There was a good deal of skepticism about the drugs at first – and the taste of the medication was foul. Dr. Berger remembers how patients coated the insides of their mouths with peanut butter to soften the taste. The drug companies gave out water bottles with the pills because patients had to drink eight ounces three or four times a day. But these patients, who had been wasting away, started to gain weight and their T cell levels improved dramatically. This proved to be a truly defining moment.

“The world changed,” says Dr. Berger. “Our attitudes towards taking care of HIV patients changed. Why? Because we had something to offer. It wasn’t just seeing patients and treating their opportunistic infections and trying to be positive. We all of a sudden had something to offer them.”

HIV/AIDS Today

Patients who were HIV positive and facing death soon found themselves planning for the future. Ralph Belloise, director of HIV at SBH Health System, has been on the front lines in treating HIV positive patients for 29 years. He says that in New York State, where the cost of treatment and social support is subsidized, the rates of HIV infection continue to drop annually. Testing goals are continually surpassed. The rate of those in the Bronx who get engaged in care in a timely fashion stands at an all-time high of 84 percent.

“There are people who have been HIV positive for years, who are now able to work,” says Belloise. “If you take your meds every day, you’ll do well. You do have a section of the population who will be virally suppressed before they adhere to their treatment plan. And you have those who quasi take care of themselves and fall off and say, ‘Maybe I’ll take a break.’ In two months, their levels could be back in the upper stratosphere. And it could become resistant. And then you have the small but challenging group who pays no attention to their care because of their complex psycho/social situation. But we’re not seeing a large portion of the population that is not taking care of themselves.”

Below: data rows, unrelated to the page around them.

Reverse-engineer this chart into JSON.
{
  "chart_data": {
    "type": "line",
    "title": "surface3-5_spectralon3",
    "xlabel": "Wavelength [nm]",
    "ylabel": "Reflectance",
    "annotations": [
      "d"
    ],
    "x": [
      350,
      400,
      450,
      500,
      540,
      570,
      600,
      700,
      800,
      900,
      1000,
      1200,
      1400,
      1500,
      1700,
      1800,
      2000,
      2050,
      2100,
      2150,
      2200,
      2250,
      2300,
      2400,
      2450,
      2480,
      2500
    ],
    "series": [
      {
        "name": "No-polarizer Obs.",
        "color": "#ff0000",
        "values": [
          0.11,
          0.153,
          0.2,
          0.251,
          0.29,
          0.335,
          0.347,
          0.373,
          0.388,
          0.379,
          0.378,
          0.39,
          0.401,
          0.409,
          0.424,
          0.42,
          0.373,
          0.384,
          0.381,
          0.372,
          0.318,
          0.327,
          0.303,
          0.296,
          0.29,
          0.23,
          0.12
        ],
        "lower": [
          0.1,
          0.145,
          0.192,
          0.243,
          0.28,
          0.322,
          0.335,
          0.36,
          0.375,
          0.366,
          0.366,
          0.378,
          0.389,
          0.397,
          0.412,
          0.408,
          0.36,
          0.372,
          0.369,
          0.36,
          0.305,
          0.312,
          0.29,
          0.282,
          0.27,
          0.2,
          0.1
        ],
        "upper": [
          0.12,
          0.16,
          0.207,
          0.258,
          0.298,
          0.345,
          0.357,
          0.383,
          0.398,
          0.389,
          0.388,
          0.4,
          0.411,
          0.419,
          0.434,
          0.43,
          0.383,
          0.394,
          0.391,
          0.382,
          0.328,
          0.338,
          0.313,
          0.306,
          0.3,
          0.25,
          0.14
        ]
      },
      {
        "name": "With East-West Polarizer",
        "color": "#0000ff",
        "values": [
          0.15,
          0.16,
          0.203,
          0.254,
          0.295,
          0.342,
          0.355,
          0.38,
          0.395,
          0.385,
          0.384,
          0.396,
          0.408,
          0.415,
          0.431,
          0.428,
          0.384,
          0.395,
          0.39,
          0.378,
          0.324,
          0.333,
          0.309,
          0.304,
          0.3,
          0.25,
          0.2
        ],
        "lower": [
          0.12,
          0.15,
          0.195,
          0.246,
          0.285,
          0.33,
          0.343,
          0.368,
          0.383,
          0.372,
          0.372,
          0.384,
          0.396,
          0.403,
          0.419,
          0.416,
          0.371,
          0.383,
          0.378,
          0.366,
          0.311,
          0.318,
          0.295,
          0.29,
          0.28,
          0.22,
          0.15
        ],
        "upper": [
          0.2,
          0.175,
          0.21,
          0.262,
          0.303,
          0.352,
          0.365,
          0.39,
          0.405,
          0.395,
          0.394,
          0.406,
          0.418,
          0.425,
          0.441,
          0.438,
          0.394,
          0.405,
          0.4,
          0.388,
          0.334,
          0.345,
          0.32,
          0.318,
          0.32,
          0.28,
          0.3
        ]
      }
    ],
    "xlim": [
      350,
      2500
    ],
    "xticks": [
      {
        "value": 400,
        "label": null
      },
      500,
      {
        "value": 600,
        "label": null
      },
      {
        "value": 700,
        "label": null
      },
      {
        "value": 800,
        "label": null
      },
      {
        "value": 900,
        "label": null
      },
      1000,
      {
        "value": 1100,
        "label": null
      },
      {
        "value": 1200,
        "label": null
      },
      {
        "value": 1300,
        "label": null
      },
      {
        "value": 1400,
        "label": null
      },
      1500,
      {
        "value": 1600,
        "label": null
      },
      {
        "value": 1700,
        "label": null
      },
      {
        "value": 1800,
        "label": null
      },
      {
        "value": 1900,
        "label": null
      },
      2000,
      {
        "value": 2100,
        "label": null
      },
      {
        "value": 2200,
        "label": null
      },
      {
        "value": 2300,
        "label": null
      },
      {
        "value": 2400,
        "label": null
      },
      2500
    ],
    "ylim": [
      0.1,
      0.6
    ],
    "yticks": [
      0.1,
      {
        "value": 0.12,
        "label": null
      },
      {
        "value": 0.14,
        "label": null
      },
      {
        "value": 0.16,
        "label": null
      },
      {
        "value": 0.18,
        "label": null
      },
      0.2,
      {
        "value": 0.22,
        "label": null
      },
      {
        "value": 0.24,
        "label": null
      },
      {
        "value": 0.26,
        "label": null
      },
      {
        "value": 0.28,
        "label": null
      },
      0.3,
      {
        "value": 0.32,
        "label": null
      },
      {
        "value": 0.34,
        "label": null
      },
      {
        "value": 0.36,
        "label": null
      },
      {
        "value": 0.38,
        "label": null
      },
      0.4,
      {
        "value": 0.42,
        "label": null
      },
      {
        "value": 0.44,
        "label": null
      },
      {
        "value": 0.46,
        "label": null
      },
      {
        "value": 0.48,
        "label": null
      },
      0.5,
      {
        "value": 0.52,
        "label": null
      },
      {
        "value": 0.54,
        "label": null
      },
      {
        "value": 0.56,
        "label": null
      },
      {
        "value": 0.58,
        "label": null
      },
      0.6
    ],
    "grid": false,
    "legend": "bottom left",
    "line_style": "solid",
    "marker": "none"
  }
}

The phrase “treatment as prevention” is pervasive today. Medication cannot only virally suppress patients, reducing the amount of HIV in their blood to undetectable levels, but it can prevent the sexual transmission of the virus. PrEP, or pre-exposure prophylaxis, can lower the chances of individuals at high risk for HIV from getting the disease. Those who had an unprotected sexual encounter with someone whose HIV status is unknown can now take post-exposure prophylaxis to prevent infection. Unlike in the ‘80s, intravenous drug users today can walk into any pharmacy and get clean needles. Belloise says he still occasionally sees patients with T-cell levels like in the ‘80s, patients with very compromised immune systems. These are mostly the homeless and mentally ill. But, they are the exception, not the rule.

“We don’t use the term AIDS any longer, our epidemic is predominantly HIV positive,” he says. “Most will never have an AIDS diagnosis, just an HIV infection, as long as they are put on medication early and are compliant in taking their meds.”

To date, more than 100,000 New Yorkers have died from AIDS-related causes. This includes both celebrities like Arthur Ashe and Perry Ellis and Halston, and those from small towns and cities whose families chose to abandon them as they lie dying in isolated hospital rooms. And while an estimated 125,000 HIV positive people live in the city today, 20 percent do not realize they are infected. Hence theimportance of ongoing testing for HIV.

The prognosis is a positive one. Dr. Berger met last week with a recently diagnosed HIV positive patient. “I told him that he will live a long life if he takes his medications,” she says. In addition, she recently wished happy birthday to another HIV positive patient. He was turning 80.